On June 15th, President Biden will meet with European Commission President Von der Leyen and European Council President Michel for the first EU-US summit since the US returned to the climate-progressives team. Coming right after the G7 leaders meeting, the EU-US summit is a critical opportunity to agree concrete cooperation to meet the demands of an accelerating climate crisis by:
- Stepping up as champions of multilateralism and delivering on any of the three tests to smooth the road to COP26. These are – equitable vaccine access, global green recovery and finance for climate action – which the G7 may fail to deliver.
- Clearly signalling to domestic industries and international partners (including China and Russia) that the transatlantic allies are putting full geopolitical and economic influence behind accelerating the transition to net-zero.
EU-US summit: making multilateralism work in a climate-changed world?
The EU-US summit is part of a rapid succession of leaders’ level events before the summer break. The G7 in Cornwall (11-13 June) to the NATO summit in Brussels (14 June), and the US-Russia summit in Geneva (16 June) all occur in a matter of days. While this brings short attention spans and preparation time, it also makes the EU-US summit the perfect place for a second attempt at anything the G7 should have but failed to deliver.
Both the EU and the US are acutely aware of the closing window for effectively keeping global temperature increase below 1.5 degrees Celsius. The UN climate conference (COP26) in Glasgow in November presents a key fork in the road. One path shores up confidence that the EU and US will build coalitions to bridge the immense solidarity gaps – on vaccines, green recovery, climate adaptation and loss and damage. The second leads to a decade dealing with the consequences of lost development, catastrophic climate impacts and skyrocketing costs of climate change.
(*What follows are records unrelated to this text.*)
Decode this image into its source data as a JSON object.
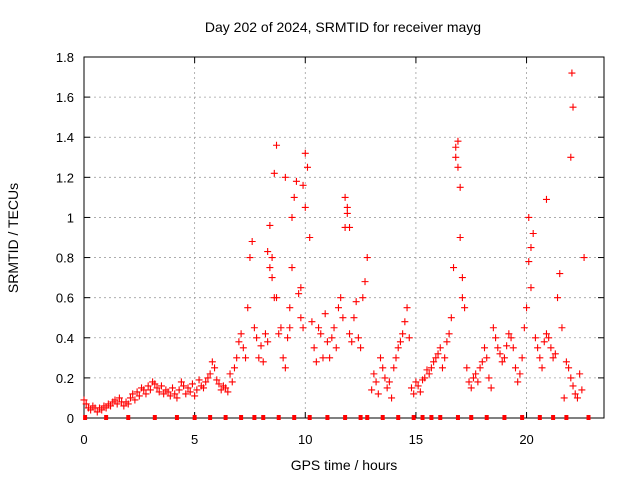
{
  "chart_data": {
    "type": "scatter",
    "title": "Day 202 of 2024, SRMTID for receiver mayg",
    "xlabel": "GPS time / hours",
    "ylabel": "SRMTID / TECUs",
    "xlim": [
      0,
      23.5
    ],
    "ylim": [
      0,
      1.8
    ],
    "xticks": [
      "0",
      "5",
      "10",
      "15",
      "20"
    ],
    "xtick_values": [
      0,
      5,
      10,
      15,
      20
    ],
    "yticks": [
      "0",
      "0.2",
      "0.4",
      "0.6",
      "0.8",
      "1",
      "1.2",
      "1.4",
      "1.6",
      "1.8"
    ],
    "ytick_values": [
      0,
      0.2,
      0.4,
      0.6,
      0.8,
      1.0,
      1.2,
      1.4,
      1.6,
      1.8
    ],
    "grid": true,
    "marker": "+",
    "marker_color": "#ff0000",
    "series": [
      {
        "name": "SRMTID",
        "x": [
          0.0,
          0.1,
          0.2,
          0.3,
          0.4,
          0.5,
          0.6,
          0.7,
          0.8,
          0.9,
          1.0,
          1.1,
          1.2,
          1.3,
          1.4,
          1.5,
          1.6,
          1.7,
          1.8,
          1.9,
          2.0,
          2.1,
          2.2,
          2.3,
          2.4,
          2.5,
          2.6,
          2.7,
          2.8,
          2.9,
          3.0,
          3.1,
          3.2,
          3.3,
          3.4,
          3.5,
          3.6,
          3.7,
          3.8,
          3.9,
          4.0,
          4.1,
          4.2,
          4.3,
          4.4,
          4.5,
          4.6,
          4.7,
          4.8,
          4.9,
          5.0,
          5.1,
          5.2,
          5.3,
          5.4,
          5.5,
          5.6,
          5.7,
          5.8,
          5.9,
          6.0,
          6.1,
          6.2,
          6.3,
          6.4,
          6.5,
          6.6,
          6.7,
          6.8,
          6.9,
          7.0,
          7.1,
          7.2,
          7.3,
          7.4,
          7.5,
          7.6,
          7.7,
          7.8,
          7.9,
          8.0,
          8.1,
          8.2,
          8.3,
          8.4,
          8.5,
          8.6,
          8.7,
          8.8,
          8.9,
          9.0,
          9.1,
          9.2,
          9.3,
          9.4,
          9.5,
          9.6,
          9.7,
          9.8,
          9.9,
          10.0,
          10.1,
          10.2,
          10.3,
          10.4,
          10.5,
          10.6,
          10.7,
          10.8,
          10.9,
          11.0,
          11.1,
          11.2,
          11.3,
          11.4,
          11.5,
          11.6,
          11.7,
          11.8,
          11.9,
          12.0,
          12.1,
          12.2,
          12.3,
          12.4,
          12.5,
          12.6,
          12.7,
          12.8,
          13.0,
          13.1,
          13.2,
          13.3,
          13.4,
          13.5,
          13.6,
          13.7,
          13.8,
          13.9,
          14.0,
          14.1,
          14.2,
          14.3,
          14.4,
          14.5,
          14.6,
          14.7,
          14.8,
          14.9,
          15.0,
          15.1,
          15.2,
          15.3,
          15.4,
          15.5,
          15.6,
          15.7,
          15.8,
          15.9,
          16.0,
          16.1,
          16.2,
          16.3,
          16.4,
          16.5,
          16.6,
          16.7,
          16.8,
          16.9,
          17.0,
          17.1,
          17.2,
          17.3,
          17.4,
          17.5,
          17.6,
          17.7,
          17.8,
          17.9,
          18.0,
          18.1,
          18.2,
          18.3,
          18.4,
          18.5,
          18.6,
          18.7,
          18.8,
          18.9,
          19.0,
          19.1,
          19.2,
          19.3,
          19.4,
          19.5,
          19.6,
          19.7,
          19.8,
          19.9,
          20.0,
          20.1,
          20.2,
          20.3,
          20.4,
          20.5,
          20.6,
          20.7,
          20.8,
          20.9,
          21.0,
          21.1,
          21.2,
          21.3,
          21.4,
          21.5,
          21.6,
          21.7,
          21.8,
          21.9,
          22.0,
          22.1,
          22.2,
          22.3,
          22.4,
          22.5,
          22.6,
          8.3,
          8.4,
          8.5,
          8.6,
          8.7,
          9.1,
          9.3,
          9.4,
          9.8,
          9.9,
          10.0,
          11.8,
          11.9,
          12.0,
          16.8,
          16.9,
          17.0,
          17.1,
          22.0,
          22.05,
          22.1,
          20.1,
          20.2,
          20.9
        ],
        "y": [
          0.09,
          0.07,
          0.05,
          0.04,
          0.06,
          0.05,
          0.03,
          0.05,
          0.04,
          0.06,
          0.05,
          0.07,
          0.06,
          0.08,
          0.09,
          0.07,
          0.1,
          0.08,
          0.06,
          0.08,
          0.07,
          0.1,
          0.12,
          0.09,
          0.13,
          0.11,
          0.15,
          0.14,
          0.12,
          0.16,
          0.14,
          0.18,
          0.17,
          0.15,
          0.13,
          0.16,
          0.12,
          0.14,
          0.13,
          0.11,
          0.15,
          0.12,
          0.1,
          0.14,
          0.18,
          0.16,
          0.12,
          0.15,
          0.13,
          0.17,
          0.11,
          0.14,
          0.19,
          0.16,
          0.15,
          0.18,
          0.2,
          0.22,
          0.28,
          0.25,
          0.19,
          0.17,
          0.14,
          0.16,
          0.15,
          0.13,
          0.22,
          0.18,
          0.25,
          0.3,
          0.38,
          0.42,
          0.35,
          0.3,
          0.55,
          0.8,
          0.88,
          0.45,
          0.4,
          0.3,
          0.36,
          0.28,
          0.42,
          0.38,
          0.75,
          0.8,
          1.22,
          1.36,
          0.42,
          0.45,
          0.3,
          0.25,
          0.4,
          0.55,
          0.75,
          1.1,
          1.18,
          0.62,
          0.5,
          0.45,
          1.32,
          1.25,
          0.9,
          0.48,
          0.35,
          0.28,
          0.45,
          0.42,
          0.3,
          0.52,
          0.38,
          0.3,
          0.4,
          0.45,
          0.35,
          0.55,
          0.6,
          0.5,
          0.95,
          1.05,
          0.42,
          0.38,
          0.5,
          0.58,
          0.4,
          0.35,
          0.6,
          0.68,
          0.8,
          0.14,
          0.22,
          0.18,
          0.12,
          0.3,
          0.25,
          0.2,
          0.15,
          0.18,
          0.1,
          0.25,
          0.3,
          0.35,
          0.38,
          0.42,
          0.48,
          0.55,
          0.4,
          0.15,
          0.12,
          0.18,
          0.16,
          0.13,
          0.19,
          0.2,
          0.24,
          0.22,
          0.25,
          0.28,
          0.3,
          0.32,
          0.35,
          0.25,
          0.3,
          0.38,
          0.42,
          0.5,
          0.75,
          1.3,
          1.38,
          0.9,
          0.6,
          0.55,
          0.25,
          0.18,
          0.15,
          0.2,
          0.22,
          0.18,
          0.25,
          0.28,
          0.35,
          0.3,
          0.2,
          0.15,
          0.45,
          0.4,
          0.35,
          0.32,
          0.28,
          0.3,
          0.36,
          0.42,
          0.4,
          0.35,
          0.25,
          0.18,
          0.22,
          0.3,
          0.45,
          0.55,
          0.78,
          0.85,
          0.92,
          0.4,
          0.35,
          0.3,
          0.25,
          0.38,
          0.42,
          0.4,
          0.35,
          0.3,
          0.32,
          0.6,
          0.72,
          0.45,
          0.1,
          0.28,
          0.25,
          0.2,
          0.16,
          0.12,
          0.1,
          0.22,
          0.14,
          0.8,
          0.83,
          0.96,
          0.7,
          0.6,
          0.6,
          1.2,
          0.45,
          1.0,
          0.65,
          1.16,
          1.05,
          1.1,
          1.02,
          0.95,
          1.35,
          1.25,
          1.15,
          0.7,
          1.3,
          1.72,
          1.55,
          1.0,
          0.65,
          1.09
        ],
        "gap_markers_x": [
          0.05,
          1.0,
          2.0,
          3.2,
          4.2,
          5.0,
          5.7,
          6.4,
          7.1,
          7.7,
          8.1,
          8.8,
          9.5,
          10.2,
          11.0,
          11.8,
          12.5,
          12.8,
          13.5,
          14.2,
          14.9,
          15.3,
          15.7,
          16.1,
          16.9,
          17.5,
          18.2,
          19.0,
          19.8,
          20.6,
          21.2,
          21.8,
          22.8
        ]
      }
    ]
  }
}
EU-US summit as an opportunity to launch a transatlantic motor for keeping 1.5 in reach.
Both the EU and the US see the future of jobs, growth and prosperity in their transition to a climate-neutral economy. Over the next decade, this means that both will move from setting climate targets to investing in a whole-of-economy transition – with all the social equity and regulatory challenges this entails.
However, this is not yet reflected in the architecture of the transatlantic dialogue. Creating a space to align their whole-of-economy transitions will make domestic and international stakeholders take notice. A high-level dialogue on climate alone can’t cut it, a multi-thematic whole-of-economy dialogue can. This space would align international approaches, while sharing best practices and managing divergences in approaches (i.e. around gas or carbon pricing) early on.
Revamping the current Transatlantic Economic Council into a Transatlantic Green Economy Council answers this need, providing a cross-cutting platform bringing together high-level EU and US decision-makers. This Council can be a basis for frequent coordination across the Atlantic – on domestic and multilateral issues.
When aligned, the EU and US are the biggest economic engine on the planet, with significant weight to shape international norms, standards, and supply chains. In an increasingly multipolar world, transatlantic agreement remains a credible basis for building trust and “coalitions of the willing” that bring the world to the table around robust rules.
“Fast start” executive dialogues for deep decarbonization include:
- Leveraging finance for a global green recovery. The EU and US can rally support among leading economies and international development finance institutions to pool and increase financial resources for the global green recovery.
- Accelerating green tech deployment. Removing barriers for the roll-out of new and existing clean technologies and providing incentives and frameworks to steer investments into clean and green assets.
- Decarbonizing transport and mobility on all levels and supporting the decarbonization of hard-to-get industries, such as steel and chemicals.
- Greening the rules of the financial system. Heading off fragmentation of financial markets by working towards harmonized approaches to defining “green” investment. Carrying this forward into the G20 working group on sustainable finance and the International Platform on Sustainable Finance.
- Decarbonizing energy systems. Staying in dialogue on phase-down trajectories for gas and coal and concretizing G7 commitments by putting an end date on international fossil investment and promotion.
- Greening trade. Public procurement standards, green recovery focused-state aid and carbon leakage (i.e. the EU proposal for a Carbon Border Adjustment Mechanism).
- Centring social equity. Sharing best practices for a fair and just transition.
The EU-US summit has the potential to make a real difference, but this will require moving past platitudes. Joint work will not only benefit the transatlantic economic area – creating good quality, union jobs at home – but also provide the blueprint and, ideally, means, for others to develop pathways towards net zero.